I have been angsting about my blog. Worrying that it isn't arty enough for my visitors. Worrying that its too domestic. But guess what. Who flippin' cares. It's my life, my real life, not an edited version (well, kinda) and I figure that if it makes it to these pages, then its because it's important to ME.
You'll know if you visit often enough that I ramble on about art, life, kids, faith, my city and country, my favourite people, the beach and lately homeschooling. Other things like buttons on the beach keep reoccurring because I like to look for buttons on my beach (and because I just can, which is heaven for a girl who loves textiles and the beach). My travels, my observations of my environment and at times the mad heady rush of finally being able to sink myself into the wonderful world of making.
Some things have really turned around for me. I gave up art school last year after a year and a half of struggling to fit in and trying to figure out how to make it fit me. It just didn't and I am finally ok about that. But I felt like I was giving up on yet another opportunity to better myself. I have my counselling papers and that lets me know that I am capable of study. To find myself unexpectedly pregnant at 38 was a shock. Actually every pregnancy has started out as a shock because I am complicated. I am so thankful I didn't give the baby away (or scare my husband too much), I left my old self behind and am embracing my new life as wholeheartedly as I can.
So there I am the other day trying to count my latest button finds, and get a decent photo to show you (sand and all) what I find on the beach. All of a sudden the boys spy Knuckles quietly playing on the bed. Marcus gives Knuckles his specialist newest toy, a gun he has wanted for ages. (And before anyone starts getting pissy about guns, my boy has worked hard for this and promised me this is for playing secret agents with his brother, which I guess is like girls playing shops). But first a game of wrestling.
PS. I have also become an expert on Facebook (I refuse to say addict because I am there by choice) and love talking to all my 'friends'. What a crack up. When my husband got home from church, he said "Kylie reckons she's worse then you (on Facebook)". My reply, "I'm not 'worse', I am awesome. I am gifted. It's my calling don't chya know." lol. And I am because it takes lots of skills to be able to talk to people all over the world, run a house, make a dress, organise meals, tidy, play Uno, hug a baby, umpire an argument between the big boys and talk on the phone, all at the same time. :) It's all ministry baby! lol
I love Amanda Blake Soule (click on blue words to go to their page) from Soulemama's blog site which is filled with goodness about being a home mama, a making mama, a homeschooling mama and so much more. She's inspired me in lots of wonderful ways.
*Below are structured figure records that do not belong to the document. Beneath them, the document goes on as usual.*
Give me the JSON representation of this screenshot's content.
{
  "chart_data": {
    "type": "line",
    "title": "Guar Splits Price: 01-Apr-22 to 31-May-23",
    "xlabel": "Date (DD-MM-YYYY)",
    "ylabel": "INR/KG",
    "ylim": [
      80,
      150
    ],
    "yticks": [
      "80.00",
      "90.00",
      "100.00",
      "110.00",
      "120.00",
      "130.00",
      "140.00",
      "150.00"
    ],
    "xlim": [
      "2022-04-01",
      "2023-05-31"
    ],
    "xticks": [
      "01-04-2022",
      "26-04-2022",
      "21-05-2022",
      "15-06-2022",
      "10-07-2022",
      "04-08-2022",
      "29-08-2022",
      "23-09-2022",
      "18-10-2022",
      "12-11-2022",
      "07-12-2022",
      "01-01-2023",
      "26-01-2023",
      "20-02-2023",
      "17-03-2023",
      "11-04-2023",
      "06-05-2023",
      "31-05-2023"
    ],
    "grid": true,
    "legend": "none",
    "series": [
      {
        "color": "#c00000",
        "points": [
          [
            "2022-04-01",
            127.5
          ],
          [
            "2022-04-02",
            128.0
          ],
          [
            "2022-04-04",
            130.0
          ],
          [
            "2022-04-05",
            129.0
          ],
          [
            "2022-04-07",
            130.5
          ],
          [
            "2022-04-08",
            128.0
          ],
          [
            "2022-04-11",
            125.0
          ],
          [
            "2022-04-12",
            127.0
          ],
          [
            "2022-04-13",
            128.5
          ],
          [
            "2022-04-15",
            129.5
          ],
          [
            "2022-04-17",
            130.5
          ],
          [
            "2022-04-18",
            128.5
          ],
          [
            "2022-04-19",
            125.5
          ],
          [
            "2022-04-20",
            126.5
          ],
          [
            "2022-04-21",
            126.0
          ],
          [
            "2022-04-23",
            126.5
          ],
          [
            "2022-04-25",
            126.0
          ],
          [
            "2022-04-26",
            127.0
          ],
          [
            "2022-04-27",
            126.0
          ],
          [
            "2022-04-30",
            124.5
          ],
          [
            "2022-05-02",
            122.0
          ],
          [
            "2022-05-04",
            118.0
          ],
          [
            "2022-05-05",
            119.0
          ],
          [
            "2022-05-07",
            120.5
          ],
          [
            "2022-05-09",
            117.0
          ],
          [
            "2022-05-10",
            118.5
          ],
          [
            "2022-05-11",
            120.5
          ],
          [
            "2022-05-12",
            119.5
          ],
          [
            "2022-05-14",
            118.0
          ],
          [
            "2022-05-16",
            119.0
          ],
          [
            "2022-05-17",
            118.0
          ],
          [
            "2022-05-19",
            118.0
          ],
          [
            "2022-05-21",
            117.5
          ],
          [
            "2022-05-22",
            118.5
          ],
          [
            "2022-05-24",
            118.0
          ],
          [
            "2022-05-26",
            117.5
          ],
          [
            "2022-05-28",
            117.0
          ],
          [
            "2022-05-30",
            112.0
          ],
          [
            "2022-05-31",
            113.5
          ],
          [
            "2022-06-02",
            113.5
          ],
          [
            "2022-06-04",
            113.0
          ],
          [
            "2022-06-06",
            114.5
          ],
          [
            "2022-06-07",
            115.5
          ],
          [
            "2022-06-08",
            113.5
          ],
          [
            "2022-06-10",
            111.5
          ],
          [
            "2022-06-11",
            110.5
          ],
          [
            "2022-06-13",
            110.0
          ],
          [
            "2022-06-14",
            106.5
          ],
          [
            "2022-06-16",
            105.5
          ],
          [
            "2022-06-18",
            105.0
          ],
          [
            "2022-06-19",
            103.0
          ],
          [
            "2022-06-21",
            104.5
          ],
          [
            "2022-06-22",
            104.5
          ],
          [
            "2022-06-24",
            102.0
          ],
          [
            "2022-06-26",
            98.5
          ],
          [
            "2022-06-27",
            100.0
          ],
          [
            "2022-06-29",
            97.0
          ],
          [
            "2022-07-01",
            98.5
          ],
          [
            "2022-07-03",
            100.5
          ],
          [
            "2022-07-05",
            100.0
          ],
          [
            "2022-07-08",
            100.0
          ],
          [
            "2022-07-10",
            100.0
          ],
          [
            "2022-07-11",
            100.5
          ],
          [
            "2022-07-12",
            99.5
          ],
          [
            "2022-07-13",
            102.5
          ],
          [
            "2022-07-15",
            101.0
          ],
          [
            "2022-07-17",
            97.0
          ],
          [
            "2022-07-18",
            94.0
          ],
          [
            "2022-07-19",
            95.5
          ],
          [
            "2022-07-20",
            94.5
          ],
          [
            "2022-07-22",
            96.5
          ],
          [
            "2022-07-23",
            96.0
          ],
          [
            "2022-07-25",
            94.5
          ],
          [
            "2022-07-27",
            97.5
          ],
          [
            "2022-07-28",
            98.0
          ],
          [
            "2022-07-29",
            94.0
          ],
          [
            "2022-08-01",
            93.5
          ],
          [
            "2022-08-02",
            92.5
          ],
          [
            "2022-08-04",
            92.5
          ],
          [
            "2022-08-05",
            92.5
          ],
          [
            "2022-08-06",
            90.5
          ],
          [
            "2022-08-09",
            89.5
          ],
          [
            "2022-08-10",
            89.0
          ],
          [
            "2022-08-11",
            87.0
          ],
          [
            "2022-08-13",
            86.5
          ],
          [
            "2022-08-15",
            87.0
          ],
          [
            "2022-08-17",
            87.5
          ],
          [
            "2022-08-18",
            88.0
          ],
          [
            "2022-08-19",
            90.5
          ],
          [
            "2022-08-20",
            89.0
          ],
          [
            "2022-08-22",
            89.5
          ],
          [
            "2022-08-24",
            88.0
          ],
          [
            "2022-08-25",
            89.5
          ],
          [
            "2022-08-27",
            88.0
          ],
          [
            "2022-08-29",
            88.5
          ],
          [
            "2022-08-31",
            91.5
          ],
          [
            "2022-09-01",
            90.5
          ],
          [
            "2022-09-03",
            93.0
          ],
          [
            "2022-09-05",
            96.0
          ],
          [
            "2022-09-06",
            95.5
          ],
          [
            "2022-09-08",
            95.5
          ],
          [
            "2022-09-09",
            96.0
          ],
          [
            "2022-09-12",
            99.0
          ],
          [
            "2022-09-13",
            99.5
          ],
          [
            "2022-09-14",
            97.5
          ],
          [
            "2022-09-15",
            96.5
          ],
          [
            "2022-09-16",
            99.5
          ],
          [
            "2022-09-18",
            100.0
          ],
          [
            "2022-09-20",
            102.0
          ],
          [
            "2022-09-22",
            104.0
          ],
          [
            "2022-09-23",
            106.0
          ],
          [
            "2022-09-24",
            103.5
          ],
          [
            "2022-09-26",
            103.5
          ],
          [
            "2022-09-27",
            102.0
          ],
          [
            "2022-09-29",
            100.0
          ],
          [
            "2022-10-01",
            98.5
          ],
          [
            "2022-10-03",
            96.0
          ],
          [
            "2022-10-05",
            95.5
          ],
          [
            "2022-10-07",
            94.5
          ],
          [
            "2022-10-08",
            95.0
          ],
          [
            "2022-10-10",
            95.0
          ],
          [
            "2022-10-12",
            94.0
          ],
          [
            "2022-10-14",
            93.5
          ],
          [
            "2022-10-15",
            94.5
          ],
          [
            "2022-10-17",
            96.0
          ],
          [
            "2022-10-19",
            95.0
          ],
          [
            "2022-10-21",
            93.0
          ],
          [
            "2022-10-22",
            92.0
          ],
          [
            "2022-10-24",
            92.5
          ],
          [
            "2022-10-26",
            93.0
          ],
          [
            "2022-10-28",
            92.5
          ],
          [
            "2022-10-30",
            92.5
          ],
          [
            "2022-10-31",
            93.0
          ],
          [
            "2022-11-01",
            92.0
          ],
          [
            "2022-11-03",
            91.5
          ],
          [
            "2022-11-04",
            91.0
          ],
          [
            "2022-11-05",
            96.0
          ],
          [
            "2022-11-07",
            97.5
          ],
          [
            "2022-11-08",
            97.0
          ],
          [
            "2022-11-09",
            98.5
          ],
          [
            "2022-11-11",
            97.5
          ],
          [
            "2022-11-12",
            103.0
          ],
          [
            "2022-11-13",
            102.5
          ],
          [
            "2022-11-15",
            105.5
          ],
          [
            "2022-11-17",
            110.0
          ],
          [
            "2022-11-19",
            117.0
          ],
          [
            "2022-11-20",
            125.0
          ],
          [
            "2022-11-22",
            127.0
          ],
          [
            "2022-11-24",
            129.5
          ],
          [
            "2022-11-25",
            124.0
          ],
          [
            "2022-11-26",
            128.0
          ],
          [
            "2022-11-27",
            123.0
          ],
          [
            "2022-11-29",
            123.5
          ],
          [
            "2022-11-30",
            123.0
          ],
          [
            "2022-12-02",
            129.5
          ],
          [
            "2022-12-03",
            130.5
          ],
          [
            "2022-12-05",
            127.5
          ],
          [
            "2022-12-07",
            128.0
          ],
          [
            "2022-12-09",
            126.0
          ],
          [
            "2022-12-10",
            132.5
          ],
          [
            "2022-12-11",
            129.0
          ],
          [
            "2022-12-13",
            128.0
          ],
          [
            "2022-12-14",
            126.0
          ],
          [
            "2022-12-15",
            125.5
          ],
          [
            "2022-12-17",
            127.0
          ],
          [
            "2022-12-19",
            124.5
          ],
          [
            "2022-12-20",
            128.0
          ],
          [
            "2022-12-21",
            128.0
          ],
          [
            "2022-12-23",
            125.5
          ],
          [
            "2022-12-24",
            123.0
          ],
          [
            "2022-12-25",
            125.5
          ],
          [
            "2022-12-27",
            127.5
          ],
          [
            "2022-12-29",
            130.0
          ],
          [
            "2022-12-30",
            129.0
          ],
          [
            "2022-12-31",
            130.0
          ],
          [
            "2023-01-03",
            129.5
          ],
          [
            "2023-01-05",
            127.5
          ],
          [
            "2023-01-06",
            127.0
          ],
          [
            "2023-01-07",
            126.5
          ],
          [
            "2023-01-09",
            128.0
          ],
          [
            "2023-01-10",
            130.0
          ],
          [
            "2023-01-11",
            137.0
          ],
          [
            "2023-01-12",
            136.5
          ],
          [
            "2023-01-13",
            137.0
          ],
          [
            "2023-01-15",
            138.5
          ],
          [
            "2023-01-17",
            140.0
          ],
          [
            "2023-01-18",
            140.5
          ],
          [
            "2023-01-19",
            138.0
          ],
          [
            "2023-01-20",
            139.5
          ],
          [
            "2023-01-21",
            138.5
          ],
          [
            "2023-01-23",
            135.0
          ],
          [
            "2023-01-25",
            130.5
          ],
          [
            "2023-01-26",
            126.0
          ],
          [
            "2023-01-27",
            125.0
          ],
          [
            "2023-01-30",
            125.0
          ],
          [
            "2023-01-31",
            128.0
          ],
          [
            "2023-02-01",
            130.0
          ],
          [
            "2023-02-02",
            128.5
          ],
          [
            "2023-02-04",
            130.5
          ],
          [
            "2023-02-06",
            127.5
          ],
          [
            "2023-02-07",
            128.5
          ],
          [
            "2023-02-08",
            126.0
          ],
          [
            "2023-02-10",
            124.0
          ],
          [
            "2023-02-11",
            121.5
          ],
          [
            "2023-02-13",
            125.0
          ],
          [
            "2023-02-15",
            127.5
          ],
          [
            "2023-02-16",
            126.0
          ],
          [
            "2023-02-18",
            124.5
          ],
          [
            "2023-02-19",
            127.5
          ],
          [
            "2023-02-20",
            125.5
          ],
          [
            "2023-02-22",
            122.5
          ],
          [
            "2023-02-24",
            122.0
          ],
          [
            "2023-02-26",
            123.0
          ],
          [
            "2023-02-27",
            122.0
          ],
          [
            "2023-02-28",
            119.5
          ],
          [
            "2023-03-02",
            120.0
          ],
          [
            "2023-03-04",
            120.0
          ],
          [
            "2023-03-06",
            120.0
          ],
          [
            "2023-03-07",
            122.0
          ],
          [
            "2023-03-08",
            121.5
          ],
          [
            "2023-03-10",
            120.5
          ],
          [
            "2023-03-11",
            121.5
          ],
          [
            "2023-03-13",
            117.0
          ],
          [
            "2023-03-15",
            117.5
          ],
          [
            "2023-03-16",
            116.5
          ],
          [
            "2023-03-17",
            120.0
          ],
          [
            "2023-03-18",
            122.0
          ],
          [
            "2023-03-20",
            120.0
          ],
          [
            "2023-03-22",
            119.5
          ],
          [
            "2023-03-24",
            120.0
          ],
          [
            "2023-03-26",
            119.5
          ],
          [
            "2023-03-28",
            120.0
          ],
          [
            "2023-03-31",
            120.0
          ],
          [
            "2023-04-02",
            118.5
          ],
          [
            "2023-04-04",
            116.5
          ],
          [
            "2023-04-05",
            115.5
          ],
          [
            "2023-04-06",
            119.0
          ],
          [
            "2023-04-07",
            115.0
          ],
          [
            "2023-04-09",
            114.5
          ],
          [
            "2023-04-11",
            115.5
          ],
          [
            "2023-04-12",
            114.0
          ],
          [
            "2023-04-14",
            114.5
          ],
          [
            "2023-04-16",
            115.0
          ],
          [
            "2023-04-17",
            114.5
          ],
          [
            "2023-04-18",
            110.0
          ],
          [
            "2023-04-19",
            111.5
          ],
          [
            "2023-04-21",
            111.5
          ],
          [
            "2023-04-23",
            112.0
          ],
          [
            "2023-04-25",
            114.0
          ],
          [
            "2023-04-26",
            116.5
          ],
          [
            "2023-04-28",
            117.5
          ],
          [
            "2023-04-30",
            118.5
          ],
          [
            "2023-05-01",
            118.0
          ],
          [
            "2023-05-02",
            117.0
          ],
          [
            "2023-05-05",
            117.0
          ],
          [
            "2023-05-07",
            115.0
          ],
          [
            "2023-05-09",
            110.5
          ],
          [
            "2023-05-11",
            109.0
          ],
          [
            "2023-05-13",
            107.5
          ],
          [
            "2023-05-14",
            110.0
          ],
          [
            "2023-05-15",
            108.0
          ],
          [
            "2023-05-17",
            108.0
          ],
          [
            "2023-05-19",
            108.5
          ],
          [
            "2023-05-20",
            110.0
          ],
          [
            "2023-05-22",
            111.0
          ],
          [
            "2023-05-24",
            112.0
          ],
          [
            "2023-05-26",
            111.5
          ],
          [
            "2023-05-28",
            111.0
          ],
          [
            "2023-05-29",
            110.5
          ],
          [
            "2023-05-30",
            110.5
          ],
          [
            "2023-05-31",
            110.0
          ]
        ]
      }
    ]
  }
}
I have discovered Ravelry and am making the following scarf for my honey with my four balls of Noro Silk Garden (silk/mohair/wool blend) yarn. I have knit this yarn three times and not felt satisfied with my results. Now I have a better pattern (I usually make it all up in my head as I go). God, Ravelry. For a woman who loves to make things, gathers things and nests, knitting is the perfect take-anywhere craft project. So portable. I can do a few rows while waiting for the kids to finish school, or anywhere. And living in a cold climate begs woollens. Well, that's my justification.
I remember 12 years ago as a first time mum feeling so isolated and lost. It's different these days. I talk to my friends from all over the world and don't even have to clean up my house, or get dressed or even get outta bed if I don't want to.
And I am contemplating entering a writing competition. God, I can talk and write about anything. But put a deadline in front of me and a panel, and I freeze. We'll see. Will my fear or love win out? Right now fear is winning. Haha, I am such a wuss.
O, and I had a good talk with my own mama last night. She's well but upset by thoughts of losing her own mother (my other mama who is 80). I hope talking with me helped. I think I am turning into my grandmother, the one I lived with when I was a small child. I love making, I want a country home, I want chickens and a vegie garden, I wanna homeschool, I want to walk the beaches with my kids, to go fishing and camping together. Yes, my grandmother is an important woman. She was instrumental in shaping me in so many ways. She grew us all up. She planted a seed of faith in me. She has lived a full life. I am so glad that God has big hands to catch her one day, and hold her, and show her movies of all her successes. The bits that make Him smile. I am grateful she will be waiting for me too one day. She is gold to us. Another hero in my life.
I am blessed.
4 comments:
I love your blog just the way it is. It's you.
yes, i think your blog is wonderful, just keep being you.
that is a fabulous collection you have there :)
i love reading your blog, its 'real'. i love how you write, there's a calmness to it.
i love reading your blog, becasue it feels relaxed and real, not like you are trying to be anything for anyone.